Chandler’s first argument is that the district court required her to pay attorney fees pursuant to Fed. R. Civ. P. 41(d) and that “attorney fees are not available under Rule 41(d).” Rogers v. WalMart Stores, Inc., 230 F.3d 868, 874 (6th Cir.2000). Defendant counters that the condition on Chandler’s ability to refile was imposed pursuant to Rule 41(a)(2) and not Rule 41(d). Rule 41(a)(2) authorizes the district court to voluntarily dismiss “upon such terms and conditions as the court deems proper.” Prior to voluntarily dismissing Chandler II, the district court specifically found that under the circumstances, it was proper to condition Chandler’s ability to refile on her paying defendant’s attorney fees. Thus, the district court did not abuse its discretion as it has the authority to condition refiling on payment of attorney fees pursuant to Rule 41(a)(2).

As the district court had the authority to impose a condition on refiling. Chandler claims that the district court abused its discretion by not considering her financial ability to meet the refiling condition. This court has explicitly rejected this argument. Duffy, 218 F.3d at 630 n. 4. Therefore, the district court did not abuse its discretion by not tailoring its condition for refiling to Chandler’s financial means.

III.

For the foregoing reasons, we AFFIRM the district court’s dismissal with prejudice.
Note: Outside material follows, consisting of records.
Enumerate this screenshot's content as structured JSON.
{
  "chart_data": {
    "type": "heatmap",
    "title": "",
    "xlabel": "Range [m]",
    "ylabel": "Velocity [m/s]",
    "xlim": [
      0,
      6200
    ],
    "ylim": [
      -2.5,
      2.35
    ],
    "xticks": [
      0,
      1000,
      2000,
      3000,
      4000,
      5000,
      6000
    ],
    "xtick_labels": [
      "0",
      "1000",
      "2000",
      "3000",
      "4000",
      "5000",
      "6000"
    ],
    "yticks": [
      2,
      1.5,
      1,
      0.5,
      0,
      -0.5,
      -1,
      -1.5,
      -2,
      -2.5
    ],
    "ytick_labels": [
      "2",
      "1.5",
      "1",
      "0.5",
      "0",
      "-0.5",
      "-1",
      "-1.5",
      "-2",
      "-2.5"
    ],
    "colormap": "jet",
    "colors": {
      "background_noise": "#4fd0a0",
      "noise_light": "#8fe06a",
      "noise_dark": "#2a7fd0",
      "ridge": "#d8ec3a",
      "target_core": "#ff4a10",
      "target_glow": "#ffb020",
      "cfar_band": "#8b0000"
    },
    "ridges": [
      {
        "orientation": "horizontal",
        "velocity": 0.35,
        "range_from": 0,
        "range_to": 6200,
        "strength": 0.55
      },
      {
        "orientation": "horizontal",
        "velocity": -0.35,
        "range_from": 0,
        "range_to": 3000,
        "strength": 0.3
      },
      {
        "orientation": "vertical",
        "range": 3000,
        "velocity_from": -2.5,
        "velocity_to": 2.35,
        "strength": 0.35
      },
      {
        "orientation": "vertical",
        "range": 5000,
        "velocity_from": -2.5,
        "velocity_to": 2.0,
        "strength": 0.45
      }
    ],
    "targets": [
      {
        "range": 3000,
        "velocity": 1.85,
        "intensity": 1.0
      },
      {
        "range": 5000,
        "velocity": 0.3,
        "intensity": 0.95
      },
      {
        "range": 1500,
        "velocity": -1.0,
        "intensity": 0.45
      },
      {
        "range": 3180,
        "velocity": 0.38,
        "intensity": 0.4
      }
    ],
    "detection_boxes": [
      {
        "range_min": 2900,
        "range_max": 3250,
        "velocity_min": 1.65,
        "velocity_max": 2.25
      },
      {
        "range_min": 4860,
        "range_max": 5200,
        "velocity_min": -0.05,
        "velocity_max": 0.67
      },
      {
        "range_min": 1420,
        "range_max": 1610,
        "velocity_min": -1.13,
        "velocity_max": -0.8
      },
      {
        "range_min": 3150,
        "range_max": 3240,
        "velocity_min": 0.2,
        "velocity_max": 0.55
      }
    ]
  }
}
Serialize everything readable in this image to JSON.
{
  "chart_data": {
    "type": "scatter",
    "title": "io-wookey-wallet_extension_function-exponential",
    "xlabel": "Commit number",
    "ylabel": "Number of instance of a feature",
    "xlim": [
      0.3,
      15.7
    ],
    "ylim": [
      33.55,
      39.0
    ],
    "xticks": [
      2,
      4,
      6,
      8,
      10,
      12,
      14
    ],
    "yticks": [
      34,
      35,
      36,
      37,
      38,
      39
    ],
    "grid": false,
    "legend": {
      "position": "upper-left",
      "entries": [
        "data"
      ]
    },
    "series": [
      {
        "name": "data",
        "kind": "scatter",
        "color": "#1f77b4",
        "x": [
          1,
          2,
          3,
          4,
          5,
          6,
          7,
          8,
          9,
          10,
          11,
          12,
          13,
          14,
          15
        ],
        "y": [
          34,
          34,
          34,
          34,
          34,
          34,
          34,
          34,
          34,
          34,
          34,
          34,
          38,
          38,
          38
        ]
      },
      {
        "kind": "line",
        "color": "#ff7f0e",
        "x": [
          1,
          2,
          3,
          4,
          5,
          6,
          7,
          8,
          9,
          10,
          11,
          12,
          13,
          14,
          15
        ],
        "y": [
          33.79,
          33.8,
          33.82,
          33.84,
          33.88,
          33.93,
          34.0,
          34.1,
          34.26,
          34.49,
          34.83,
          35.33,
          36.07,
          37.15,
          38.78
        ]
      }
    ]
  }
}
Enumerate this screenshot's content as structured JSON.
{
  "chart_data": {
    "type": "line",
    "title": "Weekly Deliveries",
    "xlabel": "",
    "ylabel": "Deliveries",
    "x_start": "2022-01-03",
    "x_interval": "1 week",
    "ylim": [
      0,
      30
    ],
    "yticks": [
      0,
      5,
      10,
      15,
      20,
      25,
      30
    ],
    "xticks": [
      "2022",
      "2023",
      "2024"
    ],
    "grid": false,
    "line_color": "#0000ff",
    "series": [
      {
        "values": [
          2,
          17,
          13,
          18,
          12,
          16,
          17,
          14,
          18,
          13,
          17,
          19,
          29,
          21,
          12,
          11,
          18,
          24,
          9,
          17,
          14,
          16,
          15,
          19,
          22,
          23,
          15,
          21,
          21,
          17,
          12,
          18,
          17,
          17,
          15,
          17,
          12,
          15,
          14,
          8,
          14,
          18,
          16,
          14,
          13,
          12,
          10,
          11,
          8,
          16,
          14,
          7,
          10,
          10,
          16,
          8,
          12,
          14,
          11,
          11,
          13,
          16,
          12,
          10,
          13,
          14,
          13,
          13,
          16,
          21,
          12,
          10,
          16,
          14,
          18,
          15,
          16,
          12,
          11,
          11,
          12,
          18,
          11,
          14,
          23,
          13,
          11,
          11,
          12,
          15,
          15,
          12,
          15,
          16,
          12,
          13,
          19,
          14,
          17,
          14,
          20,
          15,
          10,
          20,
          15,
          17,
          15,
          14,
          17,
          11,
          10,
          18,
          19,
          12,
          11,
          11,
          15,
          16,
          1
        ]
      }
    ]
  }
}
. In 1996, Chandler asserted claims of race and age discrimination in violation of federal and state law and claims of retaliation based on race and age in violation of federal and state law. Chandler v. Case W. Reserve Univ., No. 96-CV-0461 (N.D.Ohio) ("Chandler I”). On appeal, this court affirmed the district court's order granting the University summary judgment. Chandler I, No. 97-4465, 1999 WL 196530, 1999 U.S.App. LEXIS 5355 (6th Cir. Mar. 22, 1999).